The construction materials market is fragmented, according to GlobalFair CEO Shaily Garg, because it involves layers of both supply chain and logistics complexities. In a 2021 survey for the National Association of Home Builders and Wells Fargo, the vast majority of builders said that the time it takes to obtain materials — and the cost of materials — continue to be the top issues they face.
Garg posits that technology can help, which is why she launched GlobalFair in 2020 with Ashish Chandra. A business-to-business startup, GlobalFair aims to simplify the procurement of “ready-to-install” materials such as countertops, quartz countertops, cabinets, natural stones and tiles with a digital marketplace for U.S. construction contractors.
GlobalFair today announced that it raised $20 million in a Series A funding round led by Lightspeed — a mix of equity ($12 million) and debt ($8 million) — with participation from Saama Capital, India Quotient, AUM Ventures and Stride Ventures. It brings the company’s total raised to $22 million following a $2 million seed round last February.
“The idea of GlobalFair was something Chandra and I felt strongly about, given the fragmented nature of construction businesses,” Garg said. “Across the world, global supply chain challenges are resulting in construction delays and labor shortages.”
Garg says she developed an interest in construction at an early age.

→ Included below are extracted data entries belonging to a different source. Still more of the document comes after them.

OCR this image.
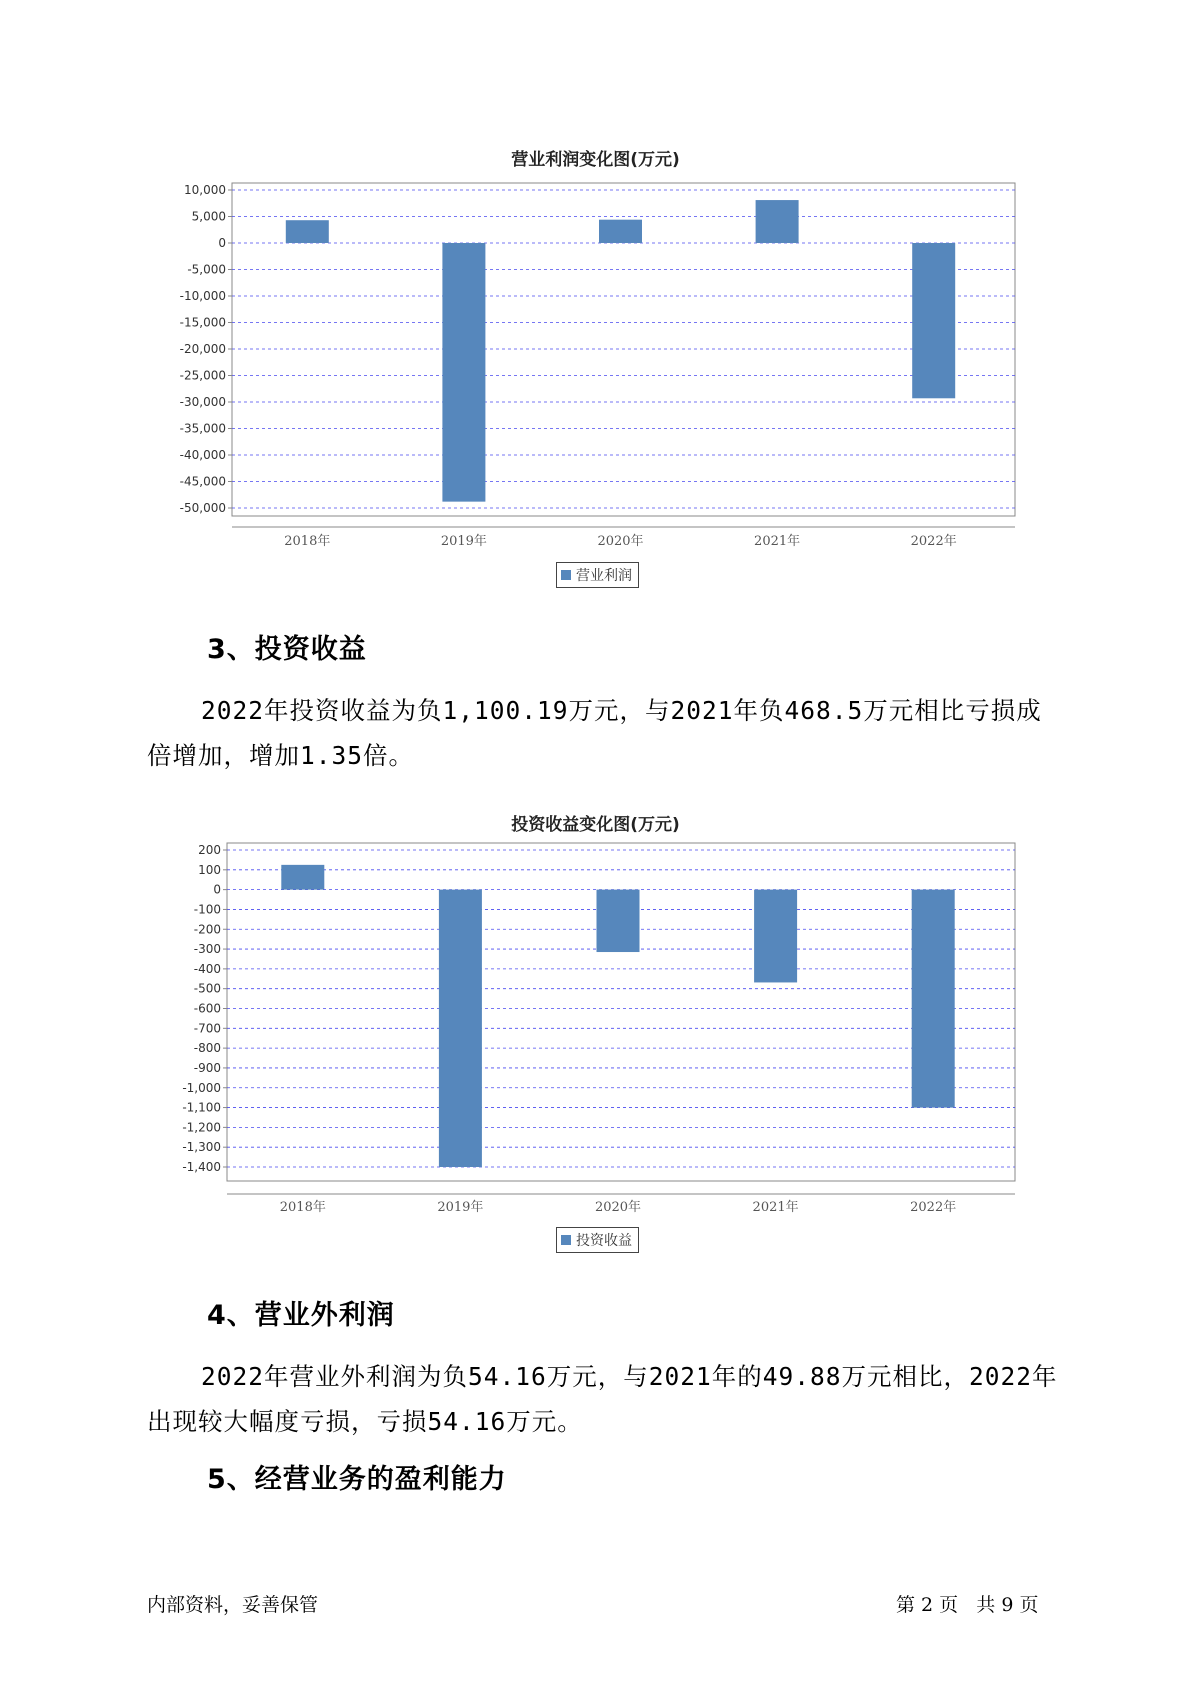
营业利润变化图(万元)
10,000
5,000
0
-5,000
-10,000
-15,000
-20,000
-25,000
-30,000
-35,000
-40,000
-45,000
-50,000
2018年	2019年	2020年	2021年	2022年
营业利润
3、投资收益

2022年投资收益为负1,100.19万元，与2021年负468.5万元相比亏损成倍增加，增加1.35倍。

投资收益变化图(万元)
200
100
0
-100
-200
-300
-400
-500
-600
-700
-800
-900
-1,000
-1,100
-1,200
-1,300
-1,400
2018年	2019年	2020年	2021年	2022年
投资收益
4、营业外利润

2022年营业外利润为负54.16万元，与2021年的49.88万元相比，2022年出现较大幅度亏损，亏损54.16万元。

5、经营业务的盈利能力
内部资料，妥善保管	第 2 页   共 9 页
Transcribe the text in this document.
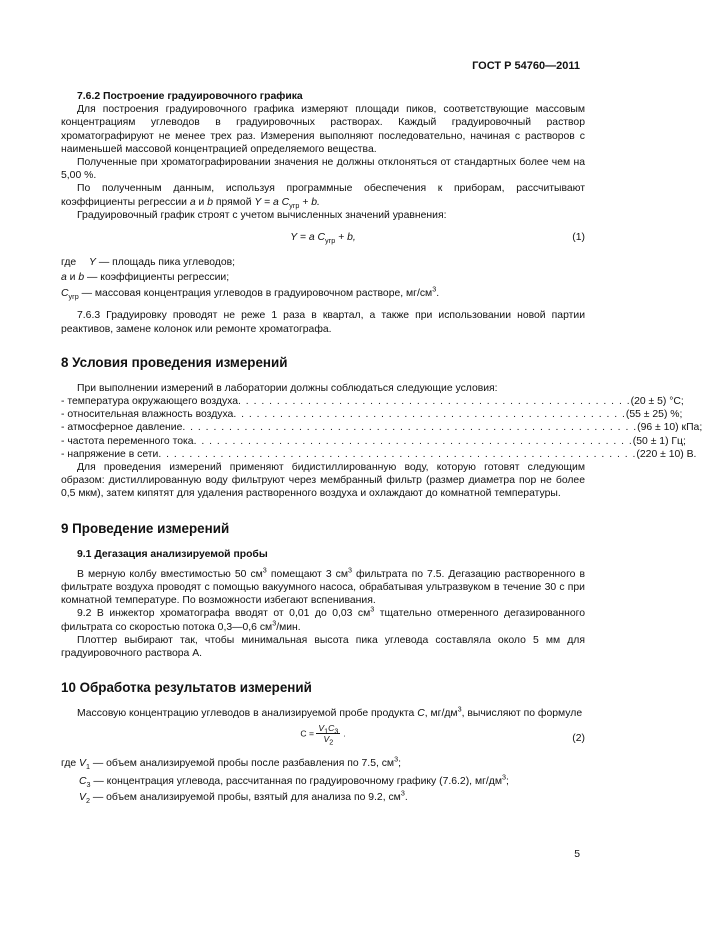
ГОСТ Р 54760—2011

7.6.2 Построение градуировочного графика

Для построения градуировочного графика измеряют площади пиков, соответствующие массовым концентрациям углеводов в градуировочных растворах. Каждый градуировочный раствор хроматографируют не менее трех раз. Измерения выполняют последовательно, начиная с растворов с наименьшей массовой концентрацией определяемого вещества.

Полученные при хроматографировании значения не должны отклоняться от стандартных более чем на 5,00 %.

По полученным данным, используя программные обеспечения к приборам, рассчитывают коэффициенты регрессии a и b прямой Y = a $C_{угр} + b$.

Градуировочный график строят с учетом вычисленных значений уравнения:

Y = a $C_{угр} + b$,	(1)
где Y — площадь пика углеводов;

a и b — коэффициенты регрессии;

$C_{угр}$ — массовая концентрация углеводов в градуировочном растворе, $мг/см^3$.

7.6.3 Градуировку проводят не реже 1 раза в квартал, а также при использовании новой партии реактивов, замене колонок или ремонте хроматографа.

8 Условия проведения измерений

При выполнении измерений в лаборатории должны соблюдаться следующие условия:

- температура окружающего воздуха . . . . . . . . . . . . . . . . . . . . . . . . . . . . . . . . . . . . . . . . . . . . . . . . . . . (20 ± 5) °С;
- относительная влажность воздуха . . . . . . . . . . . . . . . . . . . . . . . . . . . . . . . . . . . . . . . . . . . . . . . . . . . (55 ± 25) %;
- атмосферное давление . . . . . . . . . . . . . . . . . . . . . . . . . . . . . . . . . . . . . . . . . . . . . . . . . . . . . . . . . . . (96 ± 10) кПа;
- частота переменного тока . . . . . . . . . . . . . . . . . . . . . . . . . . . . . . . . . . . . . . . . . . . . . . . . . . . . . . . . . (50 ± 1) Гц;
- напряжение в сети . . . . . . . . . . . . . . . . . . . . . . . . . . . . . . . . . . . . . . . . . . . . . . . . . . . . . . . . . . . . . . (220 ± 10) В.

Для проведения измерений применяют бидистиллированную воду, которую готовят следующим образом: дистиллированную воду фильтруют через мембранный фильтр (размер диаметра пор не более 0,5 мкм), затем кипятят для удаления растворенного воздуха и охлаждают до комнатной температуры.

9 Проведение измерений

9.1 Дегазация анализируемой пробы

В мерную колбу вместимостью 50 $см^3$ помещают 3 $см^3$ фильтрата по 7.5. Дегазацию растворенного в фильтрате воздуха проводят с помощью вакуумного насоса, обрабатывая ультразвуком в течение 30 с при комнатной температуре. По возможности избегают вспенивания.

9.2 В инжектор хроматографа вводят от 0,01 до 0,03 $см^3$ тщательно отмеренного дегазированного фильтрата со скоростью потока 0,3—0,6 $см^3$/мин.

Плоттер выбирают так, чтобы минимальная высота пика углевода составляла около 5 мм для градуировочного раствора А.

10 Обработка результатов измерений

Массовую концентрацию углеводов в анализируемой пробе продукта С, $мг/дм^3$, вычисляют по формуле

$C = \frac{V_1C_3}{V_2}$ .	(2)
где $V_1$ — объем анализируемой пробы после разбавления по 7.5, $см^3$;

$C_3$ — концентрация углевода, рассчитанная по градуировочному графику (7.6.2), $мг/дм^3$;

$V_2$ — объем анализируемой пробы, взятый для анализа по 9.2, $см^3$.

5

Her family owned a quartz manufacturing business and she was trained as an engineer, going on to work for P&G prior to founding GlobalFair after stints at PwC and TransUnion. Chandra is also an engineer with an infrastructure consulting background, having worked as a director at PwC India and co-founded TrueCover, a startup creating blockchain-based insurance tools.
With GlobalFair, Garg and Chandra drew on their technical backgrounds to create a platform with predictive modeling capabilities. While the platform’s flagship product is a marketplace that connects contractors, distributors, fabricators, architects and construction companies to procure materials, GlobalFair also offers a tool to automate construction material cost estimates from architectural plans and site shop drawings. Beyond this, the company hosts a material visualization app to help architects and designers anticipate how things might look once installed, as well as an automated enterprise resource planning system to — in Garg’s works — “enable swift response time for customers and suppliers across multiple geographies.”
“[W]e have created an end-to-end synchronized supply chain from discovery to the final delivery of materials at a customer’s doorstep,” Garg said. “Our one-stop-shop platform is transformational for supply-side manufacturing, opening up the pockets of manufacturing that exist in India, Vietnam and other Southeast Asian countries for the global markets. We aim to become the largest technology-first global supplier of building materials, providing an easy, cost-efficient and seamless cross-border procurement experience for construction contractors.”
To this end, GlobalFair claims to be working with “hundreds” of contractors and retail customers across the U.S., specifically for multifamily and hospitality projects with budgets ranging from $100 million to $500 million. Garg says that GlobalFair’s clientele runs the gamut from big manufacturers and local distributors, to exporters, to retail chains buying from distributors.
Garg attributes the company’s recent success in part to the pandemic and the subsequent supply chain chaos. A report from Buildertrend found that the average number of days of delays more than doubled in 2022 compared to last year — a result of volatile material costs, shipping backlogs and scarce labor.
Construction tech startups have broadly benefited from the tailwinds over the past two years. In H1 2022, alone, funding in the sector totaled $1.3 billion, according to Pitchbook — up 44% from H2 2021.
“COVID-19 has had a seismic impact on global production networks, such that logistics costs and existing supply chains have altered fundamentally,” Garg said. “Businesses today are more worried about the resilience of their supply chains and are therefore looking to expand their supplier networks … At GlobalFair, we are disintermediating the long cross-border supply chain, connecting contractors directly to the suppliers.”
Garg claims that GlobalFair is maintaining “unit profitability” despite the current economic uncertainty, having seen “strong customer pull and growth” between the seed and Series A rounds. The new capital will be put toward growing the company’s team (from around 100 people to more than 200 by mid-2023), building products and scaling GlobalFair’s tech offering to new markets, she said.
Lightspeed partner Bejul Somaia shared via email: “The pandemic created stress in supply chains across industries, heightening the need for transparency, visibility and geographic diversification in the global procurement of construction products and building materials. By using technology to stitch together a network of manufacturing facilities across India and South East Asia, GlobalFair enables buyers in any country to discover new supply in an efficient, transparent and secure electronic market.”